In terms of the competition the Association Agreement provides for Moldova’s commitment to implement legislation, which would effectively address anti-competitive agreements, abuse of dominant position, economic mergers, efficiently control the way of granting state aid, including recover unlawful state aid and create a functional independent authority with adequate human and financial resources.

The competition legislation implements mainly the key provisions on competition and state aid available at the EU level. However, the Competition Law has no penalty measures in the form of fines as tough as the EU ones, and the way of recovery of state aid is not subject to a strict prescription of recovery, and the authority, which authorized or issued the state aid, is obliged to recover it. The Competition Council does not issue directly enforceable acts on state aid recovery.
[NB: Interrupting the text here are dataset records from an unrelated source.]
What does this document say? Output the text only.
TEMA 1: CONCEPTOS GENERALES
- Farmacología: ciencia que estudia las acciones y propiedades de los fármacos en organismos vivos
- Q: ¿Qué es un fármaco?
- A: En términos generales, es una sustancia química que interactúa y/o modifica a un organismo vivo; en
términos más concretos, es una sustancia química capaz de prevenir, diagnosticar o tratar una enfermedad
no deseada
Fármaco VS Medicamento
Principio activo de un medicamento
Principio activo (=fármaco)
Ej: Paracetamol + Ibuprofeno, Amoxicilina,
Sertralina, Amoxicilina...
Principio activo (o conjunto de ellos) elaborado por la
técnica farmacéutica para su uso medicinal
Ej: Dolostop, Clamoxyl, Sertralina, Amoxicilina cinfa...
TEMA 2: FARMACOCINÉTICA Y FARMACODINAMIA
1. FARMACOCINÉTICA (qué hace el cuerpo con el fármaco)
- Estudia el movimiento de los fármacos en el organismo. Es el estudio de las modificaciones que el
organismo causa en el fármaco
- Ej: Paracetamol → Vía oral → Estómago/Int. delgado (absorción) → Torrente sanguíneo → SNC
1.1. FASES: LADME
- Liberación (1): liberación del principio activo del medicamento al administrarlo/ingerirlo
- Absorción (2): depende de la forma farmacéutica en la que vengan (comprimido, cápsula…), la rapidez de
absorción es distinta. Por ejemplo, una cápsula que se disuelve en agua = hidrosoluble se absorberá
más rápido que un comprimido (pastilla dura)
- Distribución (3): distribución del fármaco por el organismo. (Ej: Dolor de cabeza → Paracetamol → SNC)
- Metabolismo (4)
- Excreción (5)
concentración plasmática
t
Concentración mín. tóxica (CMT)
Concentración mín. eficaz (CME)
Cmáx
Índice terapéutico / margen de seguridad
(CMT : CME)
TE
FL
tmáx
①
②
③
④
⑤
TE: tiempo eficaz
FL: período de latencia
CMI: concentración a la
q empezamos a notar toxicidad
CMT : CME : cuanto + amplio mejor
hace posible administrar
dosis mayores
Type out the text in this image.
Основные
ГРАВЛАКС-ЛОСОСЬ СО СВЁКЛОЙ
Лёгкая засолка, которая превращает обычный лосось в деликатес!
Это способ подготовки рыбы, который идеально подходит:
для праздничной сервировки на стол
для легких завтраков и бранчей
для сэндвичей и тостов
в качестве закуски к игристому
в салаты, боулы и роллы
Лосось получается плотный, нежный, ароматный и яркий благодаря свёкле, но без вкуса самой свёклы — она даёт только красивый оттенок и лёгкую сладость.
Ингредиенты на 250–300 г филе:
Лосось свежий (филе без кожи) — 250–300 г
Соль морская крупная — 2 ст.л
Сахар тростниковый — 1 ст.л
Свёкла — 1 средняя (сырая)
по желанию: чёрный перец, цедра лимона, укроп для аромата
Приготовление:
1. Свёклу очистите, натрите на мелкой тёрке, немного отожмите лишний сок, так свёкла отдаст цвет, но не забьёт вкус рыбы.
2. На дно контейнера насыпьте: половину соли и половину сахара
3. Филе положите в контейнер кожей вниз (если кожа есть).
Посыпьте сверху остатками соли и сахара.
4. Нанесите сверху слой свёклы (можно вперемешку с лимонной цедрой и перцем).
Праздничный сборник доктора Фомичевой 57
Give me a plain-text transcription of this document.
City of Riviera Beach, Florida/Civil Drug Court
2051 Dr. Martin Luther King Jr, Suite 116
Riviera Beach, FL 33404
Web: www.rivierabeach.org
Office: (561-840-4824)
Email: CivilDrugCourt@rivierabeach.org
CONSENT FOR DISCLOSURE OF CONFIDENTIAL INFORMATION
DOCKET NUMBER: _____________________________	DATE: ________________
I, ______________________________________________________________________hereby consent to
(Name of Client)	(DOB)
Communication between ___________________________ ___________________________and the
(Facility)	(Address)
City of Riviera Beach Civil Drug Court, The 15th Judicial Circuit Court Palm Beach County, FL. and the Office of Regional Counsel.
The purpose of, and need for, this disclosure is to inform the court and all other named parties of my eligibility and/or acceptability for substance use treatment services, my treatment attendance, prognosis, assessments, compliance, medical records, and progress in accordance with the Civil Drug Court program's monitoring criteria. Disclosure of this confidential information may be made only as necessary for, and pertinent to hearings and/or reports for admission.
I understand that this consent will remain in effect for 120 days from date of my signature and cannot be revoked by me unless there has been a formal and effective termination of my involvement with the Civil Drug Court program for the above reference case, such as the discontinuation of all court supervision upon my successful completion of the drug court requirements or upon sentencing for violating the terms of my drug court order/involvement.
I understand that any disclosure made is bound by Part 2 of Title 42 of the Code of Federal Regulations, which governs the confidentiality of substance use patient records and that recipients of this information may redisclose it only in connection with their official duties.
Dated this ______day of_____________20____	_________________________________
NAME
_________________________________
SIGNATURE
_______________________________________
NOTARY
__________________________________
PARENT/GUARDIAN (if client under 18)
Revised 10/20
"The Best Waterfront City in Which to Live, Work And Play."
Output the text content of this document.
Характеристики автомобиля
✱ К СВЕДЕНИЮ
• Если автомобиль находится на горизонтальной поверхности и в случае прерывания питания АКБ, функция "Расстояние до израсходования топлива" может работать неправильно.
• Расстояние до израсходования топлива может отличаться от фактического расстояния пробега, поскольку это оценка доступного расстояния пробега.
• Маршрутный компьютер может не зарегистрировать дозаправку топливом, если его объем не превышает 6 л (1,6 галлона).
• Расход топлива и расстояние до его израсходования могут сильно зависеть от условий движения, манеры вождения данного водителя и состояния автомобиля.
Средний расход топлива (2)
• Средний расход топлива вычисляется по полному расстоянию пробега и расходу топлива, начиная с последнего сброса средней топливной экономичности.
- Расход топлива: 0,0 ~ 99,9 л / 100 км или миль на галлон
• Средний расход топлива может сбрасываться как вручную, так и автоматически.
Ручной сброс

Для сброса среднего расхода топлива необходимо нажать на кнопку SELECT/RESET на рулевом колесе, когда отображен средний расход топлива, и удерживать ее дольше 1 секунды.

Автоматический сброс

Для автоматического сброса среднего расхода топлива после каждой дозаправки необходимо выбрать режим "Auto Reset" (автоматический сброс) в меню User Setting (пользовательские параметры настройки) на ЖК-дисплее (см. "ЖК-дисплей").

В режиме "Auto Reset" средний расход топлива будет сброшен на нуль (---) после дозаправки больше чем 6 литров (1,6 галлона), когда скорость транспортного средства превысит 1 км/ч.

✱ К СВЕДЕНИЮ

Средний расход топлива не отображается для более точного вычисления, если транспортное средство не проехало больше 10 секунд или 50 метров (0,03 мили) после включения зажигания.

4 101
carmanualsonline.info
The Competition Council does not have a harmonized set of rules of procedure to clarify the way the Council will act and what rights will provide to the undertakings in the case of exercising powers: anti-competitive agreements, abuse of dominant position, mergers, authorization and recovery of state aid. These rules of procedure are necessary to ensure clarity, among others, of the right of defence held by undertakings, including in the case of unannounced inspections.

The Competition Council is to prioritize the areas of intervention to protect competition and not rely only on complaints and notices from undertakings. A key area of ​​priority for the Competition Council, including being able to measure institutional efficiency, is implementation of leniency policies to deter anti-competitive agreements in the toughest forms (cartels). In this regard, the Competition Council should also review the maximum limits of fines that it may apply to the undertakings concerned, including use of some significant coefficients for cases of recidivism of the undertakings. In these circumstances the leniency policy, which the Competition Council will promote, will have more significant effects.

This prioritization will have at least two key positive effects: protection of consumers’ interests by fewer anti-competitive agreements and fewer abuses of dominant position, and strengthening of the option of initiating collective actions to recover the damage caused by undertakings as part of the anticompetitive conduct sanctioned by the Competition Council’s final decisions.